In 1995, he visited London as a member of the Indian contingent for the 50th anniversary of the end of the second world war, and was presented to the Queen Mother and John Major. Although an increase in the annual £100 pension paid to VC holders was already under discussion, Singh took his chance to raise the subject with the Prime Minister. Shortly afterwards, it was announced that the pension would be increased to its present level of £1,300. With this additional help, Singh was able to retire from farming and give his wife, Vilma, to whom he was devoted, a more comfortable life.

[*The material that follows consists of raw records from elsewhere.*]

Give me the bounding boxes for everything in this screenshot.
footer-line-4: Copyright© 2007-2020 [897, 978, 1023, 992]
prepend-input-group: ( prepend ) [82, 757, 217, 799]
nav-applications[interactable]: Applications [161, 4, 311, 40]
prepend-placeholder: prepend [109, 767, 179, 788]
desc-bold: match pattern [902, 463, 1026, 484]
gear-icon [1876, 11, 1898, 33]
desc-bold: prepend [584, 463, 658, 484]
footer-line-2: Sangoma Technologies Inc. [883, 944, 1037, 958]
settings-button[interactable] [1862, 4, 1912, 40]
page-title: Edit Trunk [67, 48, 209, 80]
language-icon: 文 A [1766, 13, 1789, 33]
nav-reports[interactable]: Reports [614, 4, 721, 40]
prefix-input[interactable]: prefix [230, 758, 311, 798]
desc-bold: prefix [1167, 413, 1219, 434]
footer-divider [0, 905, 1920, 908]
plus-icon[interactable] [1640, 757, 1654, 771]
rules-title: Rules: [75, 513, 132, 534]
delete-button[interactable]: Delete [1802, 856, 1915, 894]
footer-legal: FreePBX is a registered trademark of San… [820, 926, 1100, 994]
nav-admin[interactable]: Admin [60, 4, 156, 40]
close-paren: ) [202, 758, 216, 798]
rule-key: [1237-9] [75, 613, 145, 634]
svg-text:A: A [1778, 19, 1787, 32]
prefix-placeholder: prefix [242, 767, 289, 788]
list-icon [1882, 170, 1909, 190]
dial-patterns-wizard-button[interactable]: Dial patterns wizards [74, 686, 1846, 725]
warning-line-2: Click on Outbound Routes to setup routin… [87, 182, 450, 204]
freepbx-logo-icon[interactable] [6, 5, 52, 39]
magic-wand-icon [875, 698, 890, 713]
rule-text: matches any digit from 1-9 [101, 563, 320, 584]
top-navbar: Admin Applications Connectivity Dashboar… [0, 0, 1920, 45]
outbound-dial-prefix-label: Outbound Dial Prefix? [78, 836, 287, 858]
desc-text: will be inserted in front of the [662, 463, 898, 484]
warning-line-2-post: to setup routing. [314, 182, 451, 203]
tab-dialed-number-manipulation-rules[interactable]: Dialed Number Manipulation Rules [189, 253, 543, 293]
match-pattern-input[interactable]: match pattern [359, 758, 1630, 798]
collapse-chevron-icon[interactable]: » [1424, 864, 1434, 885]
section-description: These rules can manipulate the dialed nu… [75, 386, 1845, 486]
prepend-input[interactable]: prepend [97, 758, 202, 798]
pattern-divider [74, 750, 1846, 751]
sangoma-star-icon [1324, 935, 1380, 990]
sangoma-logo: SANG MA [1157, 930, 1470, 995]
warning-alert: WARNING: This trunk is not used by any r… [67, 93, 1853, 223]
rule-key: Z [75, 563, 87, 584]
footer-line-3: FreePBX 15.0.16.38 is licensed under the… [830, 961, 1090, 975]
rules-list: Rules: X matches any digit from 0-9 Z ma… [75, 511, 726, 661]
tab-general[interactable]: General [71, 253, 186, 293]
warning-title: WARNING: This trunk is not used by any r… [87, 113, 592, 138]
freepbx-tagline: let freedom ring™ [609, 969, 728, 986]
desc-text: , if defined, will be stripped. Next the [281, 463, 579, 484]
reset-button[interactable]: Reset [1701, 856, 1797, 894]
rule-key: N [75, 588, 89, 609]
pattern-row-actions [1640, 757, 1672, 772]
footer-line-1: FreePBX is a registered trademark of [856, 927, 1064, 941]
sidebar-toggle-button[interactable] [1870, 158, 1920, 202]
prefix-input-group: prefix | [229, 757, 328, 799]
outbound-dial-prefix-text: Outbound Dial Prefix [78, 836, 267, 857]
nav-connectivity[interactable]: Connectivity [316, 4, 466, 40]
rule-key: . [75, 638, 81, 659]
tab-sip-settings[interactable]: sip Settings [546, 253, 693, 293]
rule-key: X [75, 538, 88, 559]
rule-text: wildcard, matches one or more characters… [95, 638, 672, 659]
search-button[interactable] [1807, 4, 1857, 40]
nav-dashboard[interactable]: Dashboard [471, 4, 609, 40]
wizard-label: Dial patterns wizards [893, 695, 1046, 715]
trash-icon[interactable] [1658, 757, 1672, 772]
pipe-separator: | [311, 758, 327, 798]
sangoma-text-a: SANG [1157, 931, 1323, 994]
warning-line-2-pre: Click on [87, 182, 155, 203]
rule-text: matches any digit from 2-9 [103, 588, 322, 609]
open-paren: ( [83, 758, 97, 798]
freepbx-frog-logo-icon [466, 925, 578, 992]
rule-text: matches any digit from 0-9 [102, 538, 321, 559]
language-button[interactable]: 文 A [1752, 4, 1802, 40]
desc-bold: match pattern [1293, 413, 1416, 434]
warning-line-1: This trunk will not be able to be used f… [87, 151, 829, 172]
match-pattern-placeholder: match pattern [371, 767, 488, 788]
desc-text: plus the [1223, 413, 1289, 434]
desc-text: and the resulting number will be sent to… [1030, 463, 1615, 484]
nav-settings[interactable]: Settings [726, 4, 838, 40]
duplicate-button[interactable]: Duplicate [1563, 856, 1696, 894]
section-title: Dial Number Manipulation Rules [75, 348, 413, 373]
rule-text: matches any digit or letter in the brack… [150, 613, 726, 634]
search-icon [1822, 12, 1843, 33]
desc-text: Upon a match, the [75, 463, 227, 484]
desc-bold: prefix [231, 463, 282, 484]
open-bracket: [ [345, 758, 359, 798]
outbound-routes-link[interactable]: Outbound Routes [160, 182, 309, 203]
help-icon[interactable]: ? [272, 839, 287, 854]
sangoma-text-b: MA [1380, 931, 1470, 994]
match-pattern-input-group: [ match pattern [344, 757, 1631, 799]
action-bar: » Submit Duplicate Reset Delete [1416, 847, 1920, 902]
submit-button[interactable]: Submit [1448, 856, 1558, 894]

Singh’s body was taken by the Indian army to his home village, where a crowd of more than a thousand, including representatives of the military, the Indian government and the British High Commission, had gathered for his funeral. After the laying of wreaths, artillery buglers sounded the Last Post and his elder son lit the funeral pyre to the accompaniment of rifle fire from the guard of honour.
Singh, whose wife predeceased him, is survived by two sons and a daughter, and several grandchildren.
The Guardian – 1 December 2005
Supplement to The London Gazette of Tuesday, the 29th of May, 1945
War Office, 31st May, 194
The KING has been graciously pleased to approve the award of the VICTORIA CROSS to:
No. 44928 Havildar Umrao Singh, Indian Artillery.
In the Kaladan Valley, in Burma, on 15th/16th December, 1944, Havildar Umrao Singh was in charge of one gun in an advanced section of his battery when it was subjected to heavy fire from 75 mm. guns and mortars for 1½ hours prior to being attacked by two Companies of Japanese.
When the attack came he so inspired his gun detachment by his personal example and encouragement to fight and defend their gun, that they were able to beat off the attack with losses to the enemy.
Though twice wounded by grenades in the first attack, he again held off the second enemy attack by skilful control of his detachment’s small arms fire, and by manning a Bren gun himself which he fired over the shield of his gun at the Japanese who had got to within five yards range. Again the enemy were beaten off with heavy losses. Third and fourth attacks were also beaten off in the same manner by the resolute action and great courage of Havildar Umrao Singh.
By this time all his gun detachment had been killed or wounded with the exception of himself and two others.
When the final attack came, the other gun having been over-run and all his ammunition expended, he seized a gun bearer and calling once again on all who remained, he closed with the enemy in furious hand-to-hand fighting and was seen to strike down three Japanese in a desperate effort to save his gun, until he was overwhelmed and knocked senseless.
Six hours later, when a counter-attack restored the position, he was found in an exhausted state beside his gun and almost unrecognisable with seven severe wounds, and ten dead Japanese round him.
By his personal example and magnificent bravery Havildar Umrao Singh set a supreme example of gallantry and devotion to duty. When recovered, his gun was fit to fire and was in fact in action again and firing later that same day.